Prywatnie Więdłocha jest fanką literatury. - Bardzo cieszą mnie dobre książki, a aktualnie, po raz kolejny, czytam "Złego" - przyznała aktorka. Przyznała też, że lubi spędzać czas w kinie i oglądać polskie filmy. Jeśli imprezuje, to na całego. - Chcę się odstresować, mam swoją "paczkę" ludzi, którzy nie są z mojej branży. Znamy się wiele lat i nikt nikogo nie ocenia.
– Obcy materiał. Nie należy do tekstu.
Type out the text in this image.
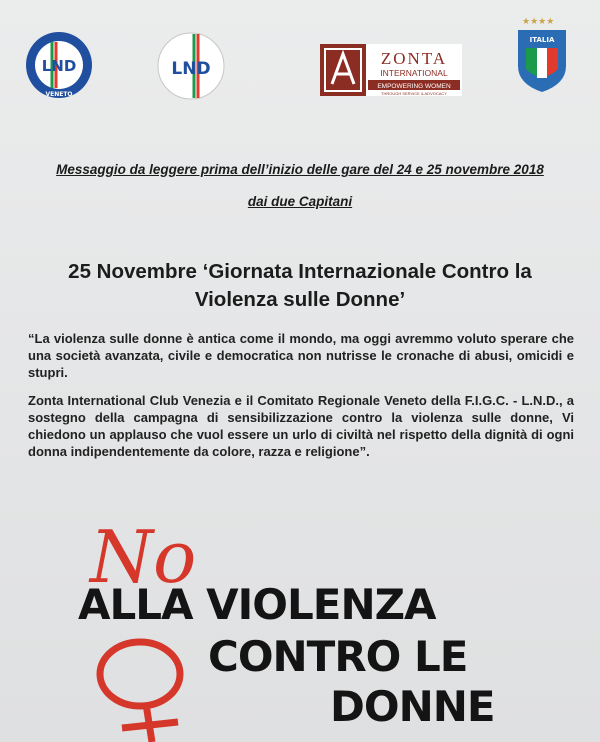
LND
VENETO
LND
ZONTA
INTERNATIONAL
EMPOWERING WOMEN
THROUGH SERVICE & ADVOCACY
★★★★
ITALIA
Messaggio da leggere prima dell’inizio delle gare del 24 e 25 novembre 2018
dai due Capitani
25 Novembre ‘Giornata Internazionale Contro la
Violenza sulle Donne’
“La violenza sulle donne è antica come il mondo, ma oggi avremmo voluto sperare che una società avanzata, civile e democratica non nutrisse le cronache di abusi, omicidi e stupri.
Zonta International Club Venezia e il Comitato Regionale Veneto della F.I.G.C. - L.N.D., a sostegno della campagna di sensibilizzazione contro la violenza sulle donne, Vi chiedono un applauso che vuol essere un urlo di civiltà nel rispetto della dignità di ogni donna indipendentemente da colore, razza e religione”.
No
ALLA VIOLENZA
CONTRO LE
DONNE
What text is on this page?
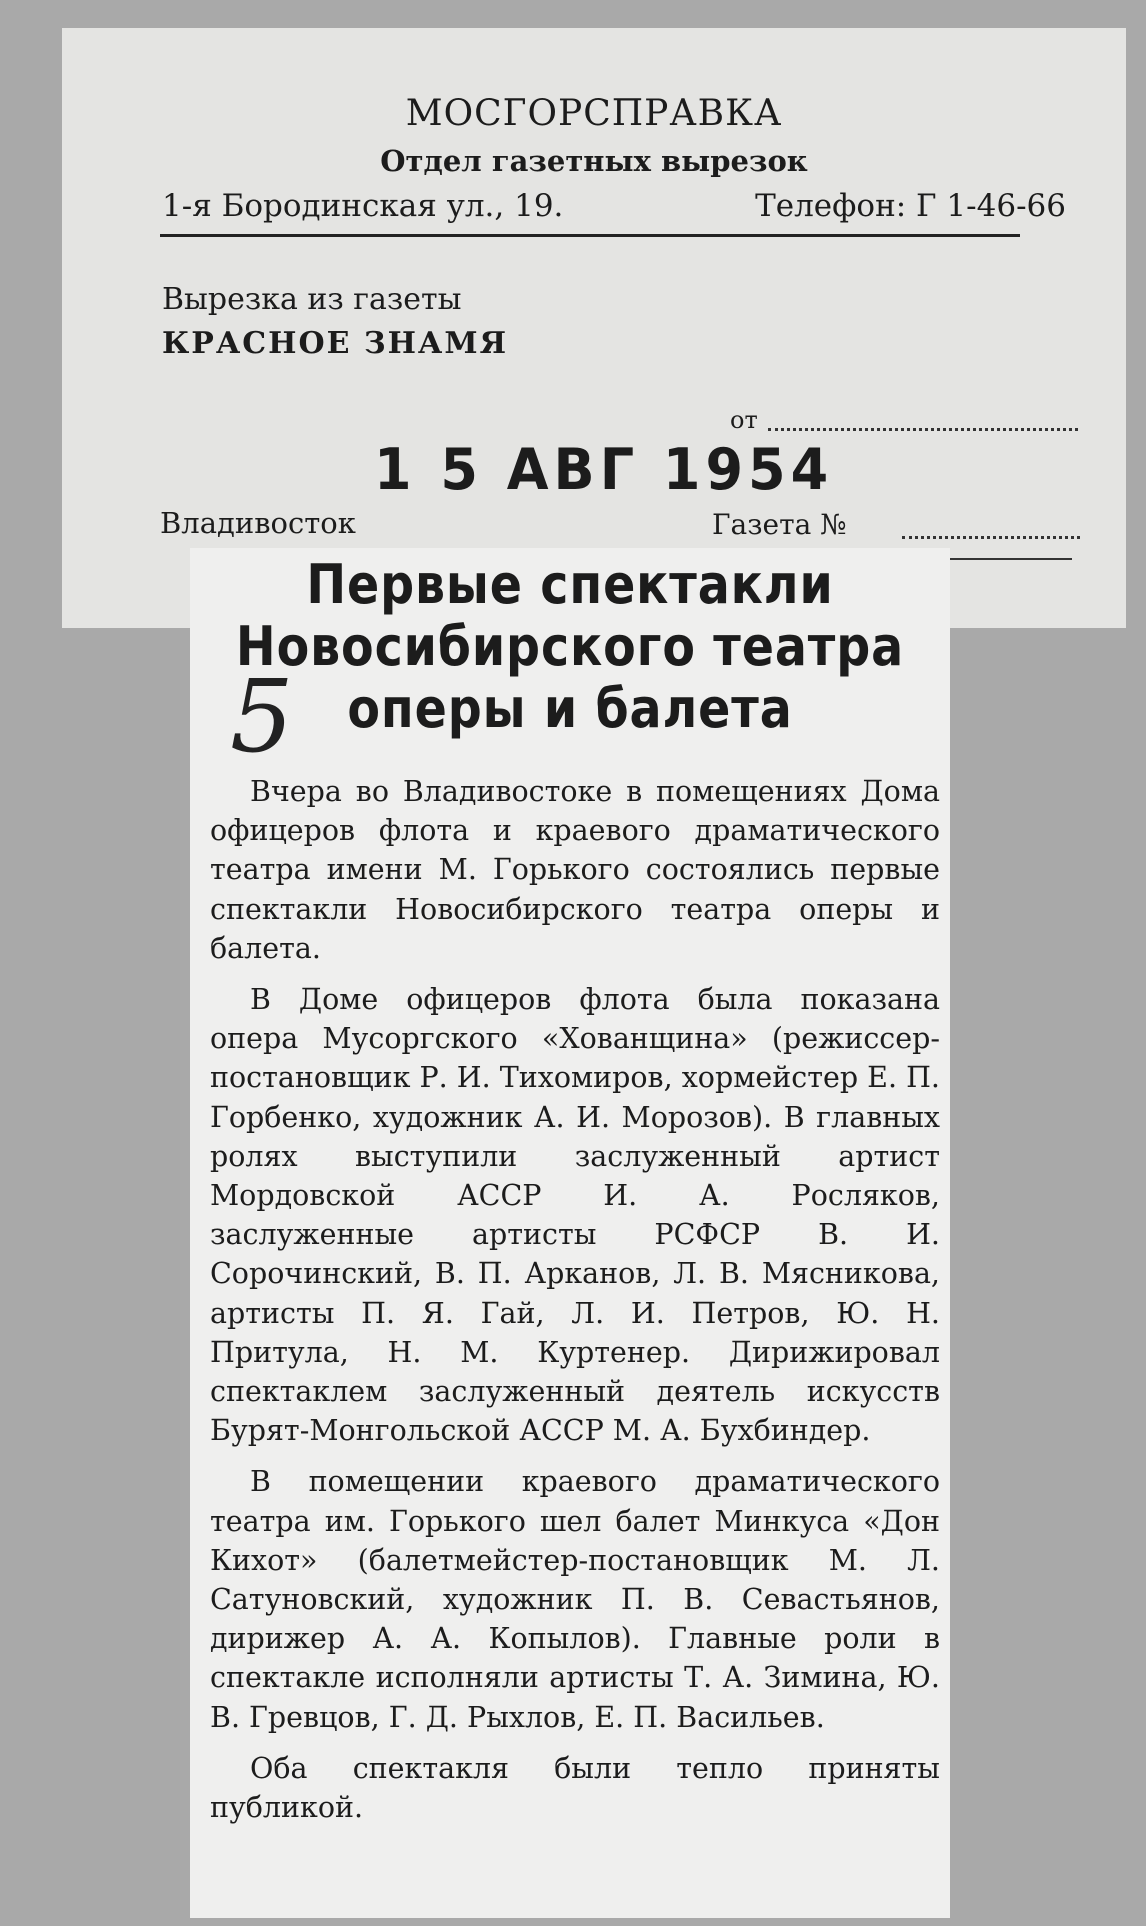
МОСГОРСПРАВКА
Отдел газетных вырезок
1-я Бородинская ул., 19.	Телефон: Г 1-46-66
Вырезка из газеты
КРАСНОЕ ЗНАМЯ
от
1 5 АВГ 1954
Владивосток	Газета №
Первые спектакли
Новосибирского театра
оперы и балета
5

Вчера во Владивостоке в помещениях Дома офицеров флота и краевого драматического театра имени М. Горького состоялись первые спектакли Новосибирского театра оперы и балета.

В Доме офицеров флота была показана опера Мусоргского «Хованщина» (режиссер-постановщик Р. И. Тихомиров, хормейстер Е. П. Горбенко, художник А. И. Морозов). В главных ролях выступили заслуженный артист Мордовской АССР И. А. Росляков, заслуженные артисты РСФСР В. И. Сорочинский, В. П. Арканов, Л. В. Мясникова, артисты П. Я. Гай, Л. И. Петров, Ю. Н. Притула, Н. М. Куртенер. Дирижировал спектаклем заслуженный деятель искусств Бурят-Монгольской АССР М. А. Бухбиндер.

В помещении краевого драматического театра им. Горького шел балет Минкуса «Дон Кихот» (балетмейстер-постановщик М. Л. Сатуновский, художник П. В. Севастьянов, дирижер А. А. Копылов). Главные роли в спектакле исполняли артисты Т. А. Зимина, Ю. В. Гревцов, Г. Д. Рыхлов, Е. П. Васильев.

Оба спектакля были тепло приняты публикой.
W tej dziedzinie robię się coraz bardziej odważna i mam coraz więcej pomysłów - dodała.
Zdradziła także, co było jej największym sukcesem w mijającym tygodniu, i czemu nie jada mięsa.
***
Tytuł audycji: Piątek, piąteczek, piątunio
Prowadził: Filip Chajzer
Gość: Agnieszka Więdłocha, aktorka
Data emisji: 06.02.2015
Godzina emisji: 16.00
(kd/mm)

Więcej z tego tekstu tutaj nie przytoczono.